One of the most popular type 2 diabetes drugs on the market, Actos (pioglitazone), is also one that comes with the biggest dangers. Studies have linked this popular once-daily pill to an increased risk of bladder cancer, congestive heart failure (CHF), edema and other life-threatening conditions.
Worldwide, drug regulators have put the brakes on Actos. But in the United States, drug regulators have allowed Takeda Pharmaceuticals to continue its prolonged study into its drug while sales continue. The U.S. Food and Drug Administration (FDA) has done little to protect vulnerable Actos patients.
Evidence in Scientific Studies
Since Actos belongs to the thiazolidinedione drug family, medical professionals have had their doubts about the drug.
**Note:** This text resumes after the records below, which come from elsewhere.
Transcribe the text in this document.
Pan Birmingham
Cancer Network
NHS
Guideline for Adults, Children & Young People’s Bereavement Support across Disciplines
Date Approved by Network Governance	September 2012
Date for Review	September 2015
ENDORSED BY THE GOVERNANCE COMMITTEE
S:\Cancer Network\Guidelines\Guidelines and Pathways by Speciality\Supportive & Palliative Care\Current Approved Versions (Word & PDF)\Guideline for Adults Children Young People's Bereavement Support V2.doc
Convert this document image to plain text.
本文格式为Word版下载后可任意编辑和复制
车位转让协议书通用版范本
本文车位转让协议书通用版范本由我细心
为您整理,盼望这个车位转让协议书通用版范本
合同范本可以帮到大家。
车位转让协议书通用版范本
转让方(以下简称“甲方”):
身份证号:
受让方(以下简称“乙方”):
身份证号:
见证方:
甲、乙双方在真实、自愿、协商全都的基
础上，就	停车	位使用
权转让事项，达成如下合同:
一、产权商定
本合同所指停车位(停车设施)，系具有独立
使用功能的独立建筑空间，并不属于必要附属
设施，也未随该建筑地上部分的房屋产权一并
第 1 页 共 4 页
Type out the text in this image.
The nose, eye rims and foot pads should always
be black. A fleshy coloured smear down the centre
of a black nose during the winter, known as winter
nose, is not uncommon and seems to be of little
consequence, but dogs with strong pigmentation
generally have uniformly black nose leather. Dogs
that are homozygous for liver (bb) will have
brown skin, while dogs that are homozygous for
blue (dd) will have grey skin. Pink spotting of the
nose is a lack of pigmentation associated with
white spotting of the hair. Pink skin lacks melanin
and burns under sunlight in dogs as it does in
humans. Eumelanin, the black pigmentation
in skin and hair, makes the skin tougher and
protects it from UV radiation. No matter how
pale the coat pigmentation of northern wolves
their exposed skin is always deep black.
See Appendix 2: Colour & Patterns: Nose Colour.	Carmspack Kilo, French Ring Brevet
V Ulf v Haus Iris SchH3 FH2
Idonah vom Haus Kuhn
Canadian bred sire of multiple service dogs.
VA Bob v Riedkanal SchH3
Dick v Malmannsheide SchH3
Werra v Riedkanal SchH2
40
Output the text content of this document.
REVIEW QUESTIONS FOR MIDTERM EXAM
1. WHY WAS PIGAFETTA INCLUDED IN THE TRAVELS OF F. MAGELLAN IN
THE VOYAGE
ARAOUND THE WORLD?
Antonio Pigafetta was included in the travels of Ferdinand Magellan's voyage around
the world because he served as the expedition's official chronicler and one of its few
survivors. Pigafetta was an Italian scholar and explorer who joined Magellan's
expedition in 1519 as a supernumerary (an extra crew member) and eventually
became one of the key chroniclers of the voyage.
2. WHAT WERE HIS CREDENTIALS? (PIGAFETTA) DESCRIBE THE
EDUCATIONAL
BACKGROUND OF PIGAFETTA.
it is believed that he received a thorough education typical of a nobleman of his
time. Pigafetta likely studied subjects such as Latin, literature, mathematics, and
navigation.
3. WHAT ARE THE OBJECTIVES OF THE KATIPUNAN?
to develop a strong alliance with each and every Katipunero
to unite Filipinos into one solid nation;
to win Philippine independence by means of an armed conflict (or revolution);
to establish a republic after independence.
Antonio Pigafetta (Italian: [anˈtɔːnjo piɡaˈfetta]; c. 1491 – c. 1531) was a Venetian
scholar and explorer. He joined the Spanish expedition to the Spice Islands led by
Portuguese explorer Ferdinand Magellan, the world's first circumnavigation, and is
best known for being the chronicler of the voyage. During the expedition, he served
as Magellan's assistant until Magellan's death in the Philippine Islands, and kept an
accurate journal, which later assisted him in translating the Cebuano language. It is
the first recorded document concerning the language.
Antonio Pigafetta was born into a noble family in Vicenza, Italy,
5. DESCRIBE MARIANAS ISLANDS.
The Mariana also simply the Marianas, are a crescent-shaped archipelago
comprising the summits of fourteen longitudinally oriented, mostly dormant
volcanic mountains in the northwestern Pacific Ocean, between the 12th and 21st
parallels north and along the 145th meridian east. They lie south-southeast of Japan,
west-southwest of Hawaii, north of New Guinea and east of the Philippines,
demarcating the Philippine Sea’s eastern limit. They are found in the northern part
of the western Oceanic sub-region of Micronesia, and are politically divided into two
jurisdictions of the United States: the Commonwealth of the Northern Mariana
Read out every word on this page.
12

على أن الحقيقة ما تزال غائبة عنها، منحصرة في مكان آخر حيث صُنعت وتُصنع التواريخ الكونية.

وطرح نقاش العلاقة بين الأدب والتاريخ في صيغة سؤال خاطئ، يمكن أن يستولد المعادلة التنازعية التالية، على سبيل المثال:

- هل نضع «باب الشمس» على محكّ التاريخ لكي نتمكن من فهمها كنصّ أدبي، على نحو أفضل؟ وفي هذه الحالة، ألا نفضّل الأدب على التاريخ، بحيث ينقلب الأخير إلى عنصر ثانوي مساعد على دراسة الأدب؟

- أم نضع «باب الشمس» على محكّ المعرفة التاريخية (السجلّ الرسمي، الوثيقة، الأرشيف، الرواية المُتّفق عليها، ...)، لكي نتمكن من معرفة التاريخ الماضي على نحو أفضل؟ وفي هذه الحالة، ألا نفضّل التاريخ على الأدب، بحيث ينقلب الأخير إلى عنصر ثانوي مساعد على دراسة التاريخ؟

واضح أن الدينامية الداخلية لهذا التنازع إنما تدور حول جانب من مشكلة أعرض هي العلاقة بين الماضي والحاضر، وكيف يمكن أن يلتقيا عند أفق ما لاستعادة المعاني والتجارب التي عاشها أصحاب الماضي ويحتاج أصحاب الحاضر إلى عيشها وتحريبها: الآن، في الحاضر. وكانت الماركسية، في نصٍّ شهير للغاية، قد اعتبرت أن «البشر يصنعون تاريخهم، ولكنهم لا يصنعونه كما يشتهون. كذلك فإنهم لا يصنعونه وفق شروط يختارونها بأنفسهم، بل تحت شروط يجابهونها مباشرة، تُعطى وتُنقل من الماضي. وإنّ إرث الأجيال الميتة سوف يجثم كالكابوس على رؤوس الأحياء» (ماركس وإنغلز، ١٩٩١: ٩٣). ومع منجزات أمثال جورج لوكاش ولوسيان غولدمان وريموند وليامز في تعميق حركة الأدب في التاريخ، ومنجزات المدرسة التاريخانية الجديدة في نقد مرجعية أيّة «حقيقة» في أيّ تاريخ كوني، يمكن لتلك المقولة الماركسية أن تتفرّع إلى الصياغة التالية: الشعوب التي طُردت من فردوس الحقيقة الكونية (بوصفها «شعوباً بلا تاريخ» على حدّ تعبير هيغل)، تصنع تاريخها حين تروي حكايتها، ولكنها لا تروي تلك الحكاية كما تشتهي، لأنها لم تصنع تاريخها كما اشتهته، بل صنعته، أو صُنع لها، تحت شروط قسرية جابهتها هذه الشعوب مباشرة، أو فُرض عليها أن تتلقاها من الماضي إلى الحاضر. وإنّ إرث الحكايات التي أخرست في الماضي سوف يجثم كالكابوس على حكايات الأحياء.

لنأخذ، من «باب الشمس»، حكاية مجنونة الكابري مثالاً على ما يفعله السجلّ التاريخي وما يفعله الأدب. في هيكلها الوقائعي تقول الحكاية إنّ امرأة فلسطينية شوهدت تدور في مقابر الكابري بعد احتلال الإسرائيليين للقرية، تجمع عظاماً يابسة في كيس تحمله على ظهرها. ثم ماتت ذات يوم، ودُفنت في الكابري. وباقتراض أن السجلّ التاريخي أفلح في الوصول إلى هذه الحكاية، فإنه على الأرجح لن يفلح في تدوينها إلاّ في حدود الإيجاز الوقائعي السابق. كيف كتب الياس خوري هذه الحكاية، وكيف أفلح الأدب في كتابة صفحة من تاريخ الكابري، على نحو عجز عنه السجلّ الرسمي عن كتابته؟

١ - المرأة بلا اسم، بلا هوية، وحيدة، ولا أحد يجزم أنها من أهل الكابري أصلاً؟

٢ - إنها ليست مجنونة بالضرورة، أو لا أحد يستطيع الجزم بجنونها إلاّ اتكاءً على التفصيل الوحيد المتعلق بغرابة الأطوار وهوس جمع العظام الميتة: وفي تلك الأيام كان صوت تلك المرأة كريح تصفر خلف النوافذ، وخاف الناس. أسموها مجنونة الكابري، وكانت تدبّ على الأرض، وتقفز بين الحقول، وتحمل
The two other drugs in this family, both of which were also used in diabetes patients, have been pulled from pharmacy shelves because of serious medical dangers.
Even before Actos was mass marketed in 1999, clinical trials indicated problems. Studies showed links between Actos and bladder cancer, CHF, bone fractures, edema and blindness. Instead of holding the drug back for more research, Takeda launched a 10-year study into bladder cancer risks while sales of the drug skyrocketed. When the drug’s link to CHF was pinpointed, the FDA gave the drug a black-box warning instead of taking it off the market. (The black box is the strongest type of warning the FDA can require.)
Banned in Europe; Whistleblowing in the U.S.
Even after the initial results of Takeda’s bladder cancer study revealed that Actos patients taking the drug for longer than a year had a 40 percent increased chance of getting the disease, the FDA did little to regulate it. Instead, in 2011, the FDA added yet another warning to the drug’s label. At the same time, France, Germany and Canada took steps to restrict or remove the drug from the market.
Adding to the skepticism about Takeda’s truthfulness regarding Actos, a former medical reviewer for the company filed a federal whistleblower lawsuit. Dr. Helen Ge said that Takeda repeatedly lied to the FDA about the drug’s safety record.
Doctors Make Other Choices
While the FDA waits for Takeda to finish and publish its final bladder cancer study results in 2013 — and as the whistleblower’s Actos lawsuit makes its way through the court system — Actos continues to be readily available. However, many medical professionals have been opting to instead prescribe type 2 diabetes drugs with better safety records.
Bottom Line (by Neil Baum): Patients taking ACTOS should see their doctor and obtain a urine test and a urine cytology. If either of these tests are abnormal, then a cystoscopy is in order. This is a test to look into the bladder with a small, lighted tube to be sure no bladder tumors are present.
Elizabeth Carrollton writes about defective medical devices and dangerous drugs for Drugwatch.com.